Updated On: 30 May, 2019 07:15 AM IST | Mumbai | Dalreen Ramos
We get a 12-year-old to interview Jerry Pinto on his latest book that stitches together the histories of people and places that make the city what it is today

Until last week we didn't know who SM Edwardes was. We found his name - regarded as one of the greatest historians of the city - in the footnotes of Jerry Pinto's Postcards from Bombay (Scholastic India), which releases today. A quick web search reveals he died of bronchial pneumonia, a detail that we weirdly can't seem to forget, not that it is insignificant. So, we get to reading Edwardes' fascinating By-lanes of Bombay.
That's what good books do; they lead you to other good books. In his latest title for young readers, Pinto stitches together the histories of people and places that form the Mumbai fabric - in its true "Bombay" sense.
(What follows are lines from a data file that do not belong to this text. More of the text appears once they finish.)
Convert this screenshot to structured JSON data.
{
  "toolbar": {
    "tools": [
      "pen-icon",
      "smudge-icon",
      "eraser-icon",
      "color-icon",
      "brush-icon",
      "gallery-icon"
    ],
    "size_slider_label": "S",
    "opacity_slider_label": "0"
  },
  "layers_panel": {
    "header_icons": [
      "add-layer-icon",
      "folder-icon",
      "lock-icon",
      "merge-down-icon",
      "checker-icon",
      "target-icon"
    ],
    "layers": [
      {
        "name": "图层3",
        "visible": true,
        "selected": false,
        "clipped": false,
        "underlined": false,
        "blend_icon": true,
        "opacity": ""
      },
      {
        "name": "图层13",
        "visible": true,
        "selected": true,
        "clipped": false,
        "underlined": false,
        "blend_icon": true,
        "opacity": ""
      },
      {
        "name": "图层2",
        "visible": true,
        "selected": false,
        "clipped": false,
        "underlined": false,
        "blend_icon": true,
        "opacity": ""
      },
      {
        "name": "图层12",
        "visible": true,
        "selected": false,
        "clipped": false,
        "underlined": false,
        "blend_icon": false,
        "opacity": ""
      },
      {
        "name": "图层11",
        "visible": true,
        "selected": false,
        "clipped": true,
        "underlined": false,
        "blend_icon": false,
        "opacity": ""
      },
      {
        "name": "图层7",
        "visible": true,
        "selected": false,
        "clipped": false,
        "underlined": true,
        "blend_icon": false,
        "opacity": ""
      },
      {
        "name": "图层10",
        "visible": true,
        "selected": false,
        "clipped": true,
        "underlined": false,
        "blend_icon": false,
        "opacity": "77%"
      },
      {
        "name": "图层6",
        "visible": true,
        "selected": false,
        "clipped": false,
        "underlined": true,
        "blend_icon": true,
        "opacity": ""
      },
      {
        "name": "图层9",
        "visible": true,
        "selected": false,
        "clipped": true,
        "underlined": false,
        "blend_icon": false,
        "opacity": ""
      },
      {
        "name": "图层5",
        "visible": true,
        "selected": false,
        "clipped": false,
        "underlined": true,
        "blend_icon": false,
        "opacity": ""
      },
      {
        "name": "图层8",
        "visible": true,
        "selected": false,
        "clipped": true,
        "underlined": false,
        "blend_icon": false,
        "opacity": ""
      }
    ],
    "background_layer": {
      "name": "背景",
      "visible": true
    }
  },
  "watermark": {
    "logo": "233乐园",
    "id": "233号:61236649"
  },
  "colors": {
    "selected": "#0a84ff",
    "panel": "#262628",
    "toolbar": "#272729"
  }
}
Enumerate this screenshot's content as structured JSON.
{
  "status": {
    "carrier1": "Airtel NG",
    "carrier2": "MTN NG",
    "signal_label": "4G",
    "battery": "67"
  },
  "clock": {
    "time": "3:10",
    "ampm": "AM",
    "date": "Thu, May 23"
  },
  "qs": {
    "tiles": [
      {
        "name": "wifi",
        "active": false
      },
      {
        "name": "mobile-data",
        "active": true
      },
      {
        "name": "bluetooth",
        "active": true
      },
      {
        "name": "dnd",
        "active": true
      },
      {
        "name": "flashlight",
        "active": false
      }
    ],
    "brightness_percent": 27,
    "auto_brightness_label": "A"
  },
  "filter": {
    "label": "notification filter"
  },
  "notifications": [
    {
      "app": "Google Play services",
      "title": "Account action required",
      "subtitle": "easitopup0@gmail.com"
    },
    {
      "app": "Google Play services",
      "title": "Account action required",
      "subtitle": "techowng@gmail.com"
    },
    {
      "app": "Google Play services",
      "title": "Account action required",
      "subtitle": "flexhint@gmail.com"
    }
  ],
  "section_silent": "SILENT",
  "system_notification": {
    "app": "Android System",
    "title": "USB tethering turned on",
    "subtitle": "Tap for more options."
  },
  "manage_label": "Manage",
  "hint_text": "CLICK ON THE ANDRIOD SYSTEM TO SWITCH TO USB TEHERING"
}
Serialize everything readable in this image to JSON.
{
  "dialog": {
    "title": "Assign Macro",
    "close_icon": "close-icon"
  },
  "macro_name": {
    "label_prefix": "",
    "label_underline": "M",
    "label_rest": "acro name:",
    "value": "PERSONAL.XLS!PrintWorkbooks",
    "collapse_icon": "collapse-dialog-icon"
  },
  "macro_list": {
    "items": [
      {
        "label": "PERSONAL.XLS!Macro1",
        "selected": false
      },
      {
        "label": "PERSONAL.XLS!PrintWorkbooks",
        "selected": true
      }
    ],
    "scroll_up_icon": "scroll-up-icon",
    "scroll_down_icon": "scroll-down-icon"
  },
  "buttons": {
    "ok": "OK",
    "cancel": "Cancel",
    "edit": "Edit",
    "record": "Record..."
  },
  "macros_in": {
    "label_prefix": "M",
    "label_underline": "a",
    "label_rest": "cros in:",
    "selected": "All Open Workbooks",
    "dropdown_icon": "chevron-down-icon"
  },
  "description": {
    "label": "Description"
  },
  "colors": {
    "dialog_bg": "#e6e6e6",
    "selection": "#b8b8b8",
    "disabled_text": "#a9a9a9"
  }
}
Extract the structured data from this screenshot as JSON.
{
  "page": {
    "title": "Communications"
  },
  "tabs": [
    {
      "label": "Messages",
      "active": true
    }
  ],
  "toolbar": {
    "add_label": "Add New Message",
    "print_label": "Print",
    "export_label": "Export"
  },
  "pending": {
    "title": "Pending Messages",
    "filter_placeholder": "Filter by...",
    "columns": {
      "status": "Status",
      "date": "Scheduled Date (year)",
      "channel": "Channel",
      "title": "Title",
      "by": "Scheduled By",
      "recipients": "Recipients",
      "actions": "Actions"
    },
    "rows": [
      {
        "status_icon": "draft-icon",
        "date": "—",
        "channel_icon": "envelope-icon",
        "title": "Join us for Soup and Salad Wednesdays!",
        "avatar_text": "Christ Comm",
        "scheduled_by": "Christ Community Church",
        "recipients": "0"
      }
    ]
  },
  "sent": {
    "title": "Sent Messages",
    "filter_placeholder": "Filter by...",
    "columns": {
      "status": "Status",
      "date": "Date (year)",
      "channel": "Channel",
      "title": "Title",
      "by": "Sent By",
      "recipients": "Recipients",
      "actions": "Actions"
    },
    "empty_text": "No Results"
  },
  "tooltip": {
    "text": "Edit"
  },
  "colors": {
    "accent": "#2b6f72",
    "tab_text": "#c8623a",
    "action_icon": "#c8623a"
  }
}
You meet the Bawas and the Kolis, take a trip from Nalla Sopara to the now-shuttered Bhulabhai Desai Institute, and when you step away from reading, there's still so much more you want to know. So, we decided to get a curious mind on board — 12-year-old Vrishin Parmani from St Mary's ICSE who makes a bookmark for every book he reads, mainly fiction, we're told — to interview the author at Kitab Khana.